What has become ubiquitous and has a suffocating effect on art is societies ability, at large, to co-opt art for it’s own purposes as stated here by Solzhenitsyn (page26): “It may also have something to do with the fact that art, as Solzhenitsyn said so eloquently, is constantly being put to uses that are at odds with its essence. Indeed, the moment a work of art appears, all kinds of other factors come into play. Cultural institutions, social pressures, laws, customs, fashions, and trends pull it in every direction. Fame, money, conformism, attention-seeking, and knee-jerk rebellion can lure artists to abandon their own vision in order to emulate those of others, to adhere to formulas and paint by numbers, or to value external convention over inner vision.” This reminds me of the title of Fairfield Porter’s book of criticism and essays: “Art in It’s Own Terms”.
Lastly, as a representational painter, I had to add this quote (page 44): “Twentieth-century art delivered beauty from the prison of representation, the so-called "imitation of nature" that had dominated previous centuries. Aesthetic thought turned from a view of the artist as an impregnable subject who reproduces things in the manner of a mirror, to one in which she is perceived as an inextricable part of the natural order that she observes.” OUCH, really, prison?
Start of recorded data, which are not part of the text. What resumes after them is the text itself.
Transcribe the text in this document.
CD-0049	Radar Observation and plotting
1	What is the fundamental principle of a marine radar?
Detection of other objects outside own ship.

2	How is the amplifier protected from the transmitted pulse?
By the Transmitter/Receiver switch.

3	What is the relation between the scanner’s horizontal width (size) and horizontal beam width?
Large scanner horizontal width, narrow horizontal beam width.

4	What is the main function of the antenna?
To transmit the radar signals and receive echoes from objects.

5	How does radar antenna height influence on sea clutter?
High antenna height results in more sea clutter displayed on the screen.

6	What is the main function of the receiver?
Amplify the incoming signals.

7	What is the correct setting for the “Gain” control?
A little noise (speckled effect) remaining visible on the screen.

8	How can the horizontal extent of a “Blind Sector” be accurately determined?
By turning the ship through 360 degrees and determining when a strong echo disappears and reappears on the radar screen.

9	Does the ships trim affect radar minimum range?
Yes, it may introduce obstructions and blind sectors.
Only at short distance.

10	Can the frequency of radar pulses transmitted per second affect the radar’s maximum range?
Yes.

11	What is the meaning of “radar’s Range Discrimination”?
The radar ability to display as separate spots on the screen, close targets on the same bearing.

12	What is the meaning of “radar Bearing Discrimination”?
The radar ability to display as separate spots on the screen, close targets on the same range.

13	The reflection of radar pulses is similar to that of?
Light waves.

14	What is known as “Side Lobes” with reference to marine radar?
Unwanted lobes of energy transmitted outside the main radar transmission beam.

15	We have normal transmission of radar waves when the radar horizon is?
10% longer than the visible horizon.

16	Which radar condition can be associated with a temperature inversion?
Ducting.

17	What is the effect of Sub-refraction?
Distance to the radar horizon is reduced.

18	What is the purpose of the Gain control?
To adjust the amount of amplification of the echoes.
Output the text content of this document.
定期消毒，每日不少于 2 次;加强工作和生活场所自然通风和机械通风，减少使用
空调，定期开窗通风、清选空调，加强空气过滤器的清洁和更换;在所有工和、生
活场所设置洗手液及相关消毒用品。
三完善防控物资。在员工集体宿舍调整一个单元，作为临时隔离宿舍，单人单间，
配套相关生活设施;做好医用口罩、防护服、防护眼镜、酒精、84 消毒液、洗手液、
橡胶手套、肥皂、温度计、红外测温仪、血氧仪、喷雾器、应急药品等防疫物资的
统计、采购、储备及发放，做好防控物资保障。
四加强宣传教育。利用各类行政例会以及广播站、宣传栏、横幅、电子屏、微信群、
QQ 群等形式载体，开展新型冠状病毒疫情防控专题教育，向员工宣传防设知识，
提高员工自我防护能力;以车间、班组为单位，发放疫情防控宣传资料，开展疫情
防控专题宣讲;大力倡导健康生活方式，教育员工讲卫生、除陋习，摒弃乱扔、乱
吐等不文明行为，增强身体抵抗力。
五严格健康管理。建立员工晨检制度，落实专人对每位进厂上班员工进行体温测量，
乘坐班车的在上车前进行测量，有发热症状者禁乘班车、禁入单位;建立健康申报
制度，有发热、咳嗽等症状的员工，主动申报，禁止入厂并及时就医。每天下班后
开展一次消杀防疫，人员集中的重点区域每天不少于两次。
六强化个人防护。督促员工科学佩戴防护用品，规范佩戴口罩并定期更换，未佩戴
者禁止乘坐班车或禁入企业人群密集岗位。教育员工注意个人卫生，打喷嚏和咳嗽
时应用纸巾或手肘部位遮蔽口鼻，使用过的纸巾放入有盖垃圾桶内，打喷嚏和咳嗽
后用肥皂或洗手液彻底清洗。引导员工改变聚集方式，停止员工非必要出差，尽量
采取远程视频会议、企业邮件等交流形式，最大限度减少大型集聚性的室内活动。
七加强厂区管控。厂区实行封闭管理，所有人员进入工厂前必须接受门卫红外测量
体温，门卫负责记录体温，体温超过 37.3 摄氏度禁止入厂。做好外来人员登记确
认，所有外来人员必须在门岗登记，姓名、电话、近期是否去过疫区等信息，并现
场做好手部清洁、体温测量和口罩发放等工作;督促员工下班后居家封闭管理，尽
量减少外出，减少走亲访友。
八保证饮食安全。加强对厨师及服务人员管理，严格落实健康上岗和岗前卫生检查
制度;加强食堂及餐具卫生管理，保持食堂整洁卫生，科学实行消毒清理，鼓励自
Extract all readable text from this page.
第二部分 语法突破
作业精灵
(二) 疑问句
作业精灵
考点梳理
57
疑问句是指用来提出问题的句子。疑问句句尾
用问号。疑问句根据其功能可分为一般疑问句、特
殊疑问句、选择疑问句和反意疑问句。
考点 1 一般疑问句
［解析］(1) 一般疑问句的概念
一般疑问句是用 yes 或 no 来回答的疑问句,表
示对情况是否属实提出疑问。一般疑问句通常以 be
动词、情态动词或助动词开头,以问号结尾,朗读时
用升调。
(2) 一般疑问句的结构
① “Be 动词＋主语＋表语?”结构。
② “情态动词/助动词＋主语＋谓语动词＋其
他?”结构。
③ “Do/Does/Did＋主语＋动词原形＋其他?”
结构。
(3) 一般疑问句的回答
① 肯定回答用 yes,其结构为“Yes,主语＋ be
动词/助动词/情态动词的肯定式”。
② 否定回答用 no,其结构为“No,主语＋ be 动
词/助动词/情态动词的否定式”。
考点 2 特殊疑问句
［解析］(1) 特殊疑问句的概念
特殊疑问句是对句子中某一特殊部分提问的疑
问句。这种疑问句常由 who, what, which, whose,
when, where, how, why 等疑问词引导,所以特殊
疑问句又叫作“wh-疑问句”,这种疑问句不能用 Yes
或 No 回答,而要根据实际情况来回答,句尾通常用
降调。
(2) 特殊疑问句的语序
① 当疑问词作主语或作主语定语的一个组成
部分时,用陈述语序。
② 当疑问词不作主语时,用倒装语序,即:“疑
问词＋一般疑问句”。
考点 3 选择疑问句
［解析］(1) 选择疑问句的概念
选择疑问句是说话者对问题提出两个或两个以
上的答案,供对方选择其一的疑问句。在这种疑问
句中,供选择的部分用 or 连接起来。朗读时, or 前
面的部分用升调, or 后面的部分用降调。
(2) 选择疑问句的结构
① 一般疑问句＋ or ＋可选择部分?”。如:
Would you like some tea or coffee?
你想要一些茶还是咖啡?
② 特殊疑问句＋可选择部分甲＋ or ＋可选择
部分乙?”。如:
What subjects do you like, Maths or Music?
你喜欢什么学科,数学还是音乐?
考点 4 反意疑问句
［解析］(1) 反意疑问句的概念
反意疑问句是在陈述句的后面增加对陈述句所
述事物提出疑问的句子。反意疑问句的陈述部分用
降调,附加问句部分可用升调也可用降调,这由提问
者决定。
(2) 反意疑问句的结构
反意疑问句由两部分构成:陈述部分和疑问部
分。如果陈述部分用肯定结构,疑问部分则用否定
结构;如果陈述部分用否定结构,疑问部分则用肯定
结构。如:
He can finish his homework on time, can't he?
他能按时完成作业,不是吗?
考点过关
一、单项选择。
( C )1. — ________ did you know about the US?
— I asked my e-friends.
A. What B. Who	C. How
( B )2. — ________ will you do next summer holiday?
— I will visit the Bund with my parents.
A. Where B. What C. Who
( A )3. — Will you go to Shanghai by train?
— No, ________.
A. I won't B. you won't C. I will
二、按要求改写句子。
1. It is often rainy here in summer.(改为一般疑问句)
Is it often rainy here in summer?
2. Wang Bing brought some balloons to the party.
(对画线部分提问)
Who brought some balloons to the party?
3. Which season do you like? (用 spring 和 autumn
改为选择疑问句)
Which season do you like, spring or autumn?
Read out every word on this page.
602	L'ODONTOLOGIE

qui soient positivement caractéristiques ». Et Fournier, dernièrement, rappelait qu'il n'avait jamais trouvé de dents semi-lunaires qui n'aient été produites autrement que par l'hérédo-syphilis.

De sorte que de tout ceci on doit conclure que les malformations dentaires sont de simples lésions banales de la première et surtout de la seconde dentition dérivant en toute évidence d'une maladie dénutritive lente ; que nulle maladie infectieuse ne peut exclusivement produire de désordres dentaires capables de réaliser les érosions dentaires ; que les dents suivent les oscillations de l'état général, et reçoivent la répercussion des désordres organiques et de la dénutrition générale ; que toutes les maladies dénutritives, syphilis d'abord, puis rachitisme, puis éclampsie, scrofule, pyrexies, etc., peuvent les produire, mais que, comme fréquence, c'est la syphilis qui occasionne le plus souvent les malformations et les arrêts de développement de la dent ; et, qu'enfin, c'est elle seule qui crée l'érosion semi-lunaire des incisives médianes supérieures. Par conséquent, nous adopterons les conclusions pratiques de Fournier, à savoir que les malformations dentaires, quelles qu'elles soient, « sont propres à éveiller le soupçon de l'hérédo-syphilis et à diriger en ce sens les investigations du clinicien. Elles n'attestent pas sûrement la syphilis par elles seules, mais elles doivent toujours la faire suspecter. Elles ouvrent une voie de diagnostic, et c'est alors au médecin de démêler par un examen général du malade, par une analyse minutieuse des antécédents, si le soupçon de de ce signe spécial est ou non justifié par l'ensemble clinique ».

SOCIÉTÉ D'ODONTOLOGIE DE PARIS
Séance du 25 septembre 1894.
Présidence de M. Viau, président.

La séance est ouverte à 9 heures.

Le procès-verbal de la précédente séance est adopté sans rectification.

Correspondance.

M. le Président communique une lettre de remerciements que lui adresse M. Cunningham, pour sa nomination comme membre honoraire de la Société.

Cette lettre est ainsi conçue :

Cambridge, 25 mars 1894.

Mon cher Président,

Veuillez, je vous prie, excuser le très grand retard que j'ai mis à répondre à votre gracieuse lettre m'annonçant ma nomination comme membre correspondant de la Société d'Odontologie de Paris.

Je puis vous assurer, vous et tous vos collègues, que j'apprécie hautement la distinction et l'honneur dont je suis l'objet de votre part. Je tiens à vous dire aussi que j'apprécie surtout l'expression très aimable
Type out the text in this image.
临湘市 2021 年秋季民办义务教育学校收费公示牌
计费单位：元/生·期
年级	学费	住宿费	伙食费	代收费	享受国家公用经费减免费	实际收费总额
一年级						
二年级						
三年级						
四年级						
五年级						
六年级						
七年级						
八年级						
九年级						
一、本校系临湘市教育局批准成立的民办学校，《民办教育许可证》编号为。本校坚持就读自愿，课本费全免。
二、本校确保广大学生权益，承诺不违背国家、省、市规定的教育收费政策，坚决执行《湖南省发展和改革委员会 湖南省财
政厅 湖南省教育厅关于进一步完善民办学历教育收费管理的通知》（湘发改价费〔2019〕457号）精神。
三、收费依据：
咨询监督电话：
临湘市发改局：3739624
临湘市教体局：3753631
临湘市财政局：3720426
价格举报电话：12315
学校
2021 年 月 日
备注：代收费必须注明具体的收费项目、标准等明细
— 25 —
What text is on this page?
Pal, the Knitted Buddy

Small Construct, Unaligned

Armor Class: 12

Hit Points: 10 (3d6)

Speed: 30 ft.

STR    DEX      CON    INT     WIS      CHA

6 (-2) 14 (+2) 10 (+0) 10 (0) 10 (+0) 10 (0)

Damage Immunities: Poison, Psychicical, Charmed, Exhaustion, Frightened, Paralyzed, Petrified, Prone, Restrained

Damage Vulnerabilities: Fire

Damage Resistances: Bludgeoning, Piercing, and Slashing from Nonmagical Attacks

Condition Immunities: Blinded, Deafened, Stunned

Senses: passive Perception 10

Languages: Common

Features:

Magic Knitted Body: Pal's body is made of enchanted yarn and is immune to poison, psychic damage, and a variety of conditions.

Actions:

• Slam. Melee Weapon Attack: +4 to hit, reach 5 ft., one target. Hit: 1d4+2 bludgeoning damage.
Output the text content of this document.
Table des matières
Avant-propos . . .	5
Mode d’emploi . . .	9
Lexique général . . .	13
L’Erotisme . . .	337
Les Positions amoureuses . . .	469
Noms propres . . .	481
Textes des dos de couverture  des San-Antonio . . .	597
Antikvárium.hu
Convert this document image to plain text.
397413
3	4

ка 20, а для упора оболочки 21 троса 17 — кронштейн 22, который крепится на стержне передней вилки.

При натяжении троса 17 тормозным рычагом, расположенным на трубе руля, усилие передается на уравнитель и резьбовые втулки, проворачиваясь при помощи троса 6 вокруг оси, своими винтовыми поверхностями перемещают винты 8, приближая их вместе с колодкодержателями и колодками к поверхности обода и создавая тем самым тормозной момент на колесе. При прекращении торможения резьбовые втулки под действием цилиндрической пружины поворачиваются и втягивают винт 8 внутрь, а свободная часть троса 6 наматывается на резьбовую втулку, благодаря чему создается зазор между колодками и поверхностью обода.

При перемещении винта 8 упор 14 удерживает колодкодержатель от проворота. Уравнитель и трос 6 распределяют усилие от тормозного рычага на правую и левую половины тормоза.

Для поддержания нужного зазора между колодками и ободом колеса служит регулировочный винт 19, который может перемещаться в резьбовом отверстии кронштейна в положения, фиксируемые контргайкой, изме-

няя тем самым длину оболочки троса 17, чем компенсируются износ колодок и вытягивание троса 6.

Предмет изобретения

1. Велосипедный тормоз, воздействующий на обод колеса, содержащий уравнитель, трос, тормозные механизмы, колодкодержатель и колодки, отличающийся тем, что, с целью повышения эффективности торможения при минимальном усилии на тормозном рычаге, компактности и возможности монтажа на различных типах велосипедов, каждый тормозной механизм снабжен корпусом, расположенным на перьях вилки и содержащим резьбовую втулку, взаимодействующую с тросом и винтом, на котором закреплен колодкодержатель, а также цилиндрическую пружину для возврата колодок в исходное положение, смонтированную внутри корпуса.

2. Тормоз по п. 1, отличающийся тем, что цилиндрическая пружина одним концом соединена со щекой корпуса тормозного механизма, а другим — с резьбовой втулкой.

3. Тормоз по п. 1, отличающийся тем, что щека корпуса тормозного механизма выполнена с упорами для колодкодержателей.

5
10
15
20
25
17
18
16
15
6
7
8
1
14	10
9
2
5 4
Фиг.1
"Prison" was a little careless. I think if he did all the qualification that was called for ("not that there's anything wrong with mimetic figuration," for example) the text would become tiresome.
Show us, don’t tell us
Sounds like a present reading of the text & world around you.
Beautiful pic ... YES, recognized.
(Q) Is the frame of the painting slightly parabolic, or is your techno-recorder subtly registering the curvature of space around its lenspoint?
Or... whatever the opposite of fisheyeing is.
Yeah, that's what caught my eye as fishy... It's OVER-compensating the close-up curvilinear perspective & bringing the corners closer! Intriguing.
Yeah, the camera is fisheyeing a perfectly rectangular canvas.